1. ## graphing transformations of trig functions

y = 0.5sin(x/4 - x/16) -5

I might be dooing it wrong but i rearanged it to
y = 0.5sin(x - x/4) -5

is this correct?
in any case, what would be the period and x translation?

2. Originally Posted by Plzhelp
y = 0.5sin(x/4 - x/16) -5
$\displaystyle \frac{x}{4}- \frac{x}{16} = \frac{4x}{16}- \frac{x}{16} = \frac{3x}{16}$

3. Originally Posted by Plzhelp
y = 0.5sin(x/4 - x/16) -5

I might be dooing it wrong but i rearanged it to
y = 0.5sin(x - x/4) -5

is this correct?
in any case, what would be the period and x translation?
are you sure you didn't mean this equation ...

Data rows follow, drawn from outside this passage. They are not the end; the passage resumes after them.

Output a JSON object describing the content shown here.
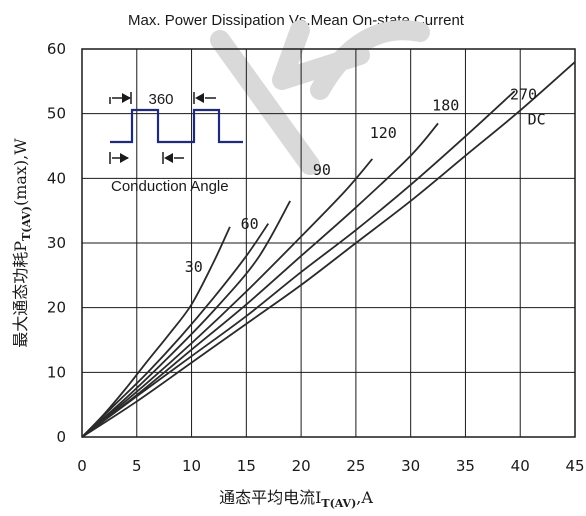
{
  "chart_data": {
    "type": "line",
    "title": "Max. Power Dissipation Vs.Mean On-state Current",
    "xlabel_main": "通态平均电流I",
    "xlabel_sub": "T(AV)",
    "xlabel_end": ",A",
    "ylabel_main": "最大通态功耗P",
    "ylabel_sub": "T(AV)",
    "ylabel_end": "(max),W",
    "xlim": [
      0,
      45
    ],
    "ylim": [
      0,
      60
    ],
    "x_ticks": [
      0,
      5,
      10,
      15,
      20,
      25,
      30,
      35,
      40,
      45
    ],
    "y_ticks": [
      0,
      10,
      20,
      30,
      40,
      50,
      60
    ],
    "grid": true,
    "series": [
      {
        "name": "30",
        "x": [
          0,
          2,
          4,
          6,
          8,
          10,
          12,
          13.5
        ],
        "y": [
          0,
          3.5,
          7.5,
          11.8,
          16,
          20.5,
          27,
          32.5
        ]
      },
      {
        "name": "60",
        "x": [
          0,
          3,
          6,
          9,
          12,
          15,
          17
        ],
        "y": [
          0,
          5,
          10,
          15.5,
          21.5,
          28,
          33
        ]
      },
      {
        "name": "90",
        "x": [
          0,
          4,
          8,
          12,
          16,
          19
        ],
        "y": [
          0,
          6,
          12.5,
          19.5,
          27.5,
          36.5
        ]
      },
      {
        "name": "120",
        "x": [
          0,
          5,
          10,
          15,
          20,
          24,
          26.5
        ],
        "y": [
          0,
          7,
          14.5,
          22.5,
          31,
          38,
          43
        ]
      },
      {
        "name": "180",
        "x": [
          0,
          5,
          10,
          15,
          20,
          25,
          30,
          32.5
        ],
        "y": [
          0,
          6.5,
          13.5,
          20.5,
          28,
          35.5,
          43.5,
          48.5
        ]
      },
      {
        "name": "270",
        "x": [
          0,
          5,
          10,
          15,
          20,
          25,
          30,
          35,
          39.5
        ],
        "y": [
          0,
          6.3,
          12.5,
          18.7,
          25.5,
          32,
          39,
          46.5,
          53.5
        ]
      },
      {
        "name": "DC",
        "x": [
          0,
          5,
          10,
          15,
          20,
          25,
          30,
          35,
          40,
          45
        ],
        "y": [
          0,
          5.5,
          11.5,
          17.5,
          23.5,
          30,
          36.5,
          43.5,
          50.5,
          58
        ]
      }
    ],
    "series_labels": [
      {
        "text": "30",
        "x": 10.2,
        "y": 25.5
      },
      {
        "text": "60",
        "x": 15.3,
        "y": 32.2
      },
      {
        "text": "90",
        "x": 21.9,
        "y": 40.5
      },
      {
        "text": "120",
        "x": 27.5,
        "y": 46.2
      },
      {
        "text": "180",
        "x": 33.2,
        "y": 50.5
      },
      {
        "text": "270",
        "x": 40.3,
        "y": 52.2
      },
      {
        "text": "DC",
        "x": 41.5,
        "y": 48.3
      }
    ],
    "inset": {
      "angle_label": "360",
      "conduction_label": "Conduction Angle"
    },
    "watermark": "KC"
  },
  "colors": {
    "line": "#2a2a2a",
    "inset_line": "#1f2a7a",
    "grid": "#1a1a1a",
    "axis": "#1a1a1a"
  }
}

$\displaystyle \displaystyle y = 0.5\sin\left(\frac{x}{4} - \frac{\pi}{16}\right) - 5$

???

4. Originally Posted by Plzhelp
y = 0.5sin(x/4 - x/16) -5

I might be dooing it wrong but i rearanged it to
y = 0.5sin(x - x/4) -5

is this correct?
in any case, what would be the period and x translation?
$\displaystyle y = A\sin(Bx+C) + D$

A is the amplitude - this is how "high" the graph will go relative to$\displaystyle \pm 1$. For example if A = 2 the extrema will be $\displaystyle \pm 2$

B affects the period of the graph. For $\displaystyle B>1$ the graph will have a shorter period and for $\displaystyle B<1$ a longer period. On a graph this means that the wave will be more or less "squashed" on the x axis respectively.

C is the phase difference which determines the shift on the x axis of the graph. The shape doesn't change, just it's positions and intercepts. For $\displaystyle C>0$ the graph will move to the left and for $\displaystyle C<0$ to the right. $\displaystyle C=0$ is no change obviously enough

D is the y-shift. In other words how much the whole graph is shifted either up or down the y axis.

In your case you have

• $\displaystyle A = 0.5$
• $\displaystyle B = 13/16$
• $\displaystyle C = 0$
• $\displaystyle D = -5$

I have plotted the graphs of $\displaystyle y = 0.5\sin(13x/16)$ in orange, $\displaystyle y = \sin(13x/16)$ in green and $\displaystyle y = \sin(x)$ in blue for comparison purposes

$\displaystyle y = 0.5\sin(13x/16) - 5$ is on a separate attachment

5. @ skeeter, yes thats what i meant to write.

ok thanks for the help e^, I get all of this I just don't know how to get the B from (x/4 - pi/16)

nvm this is easy, thx for the fast response!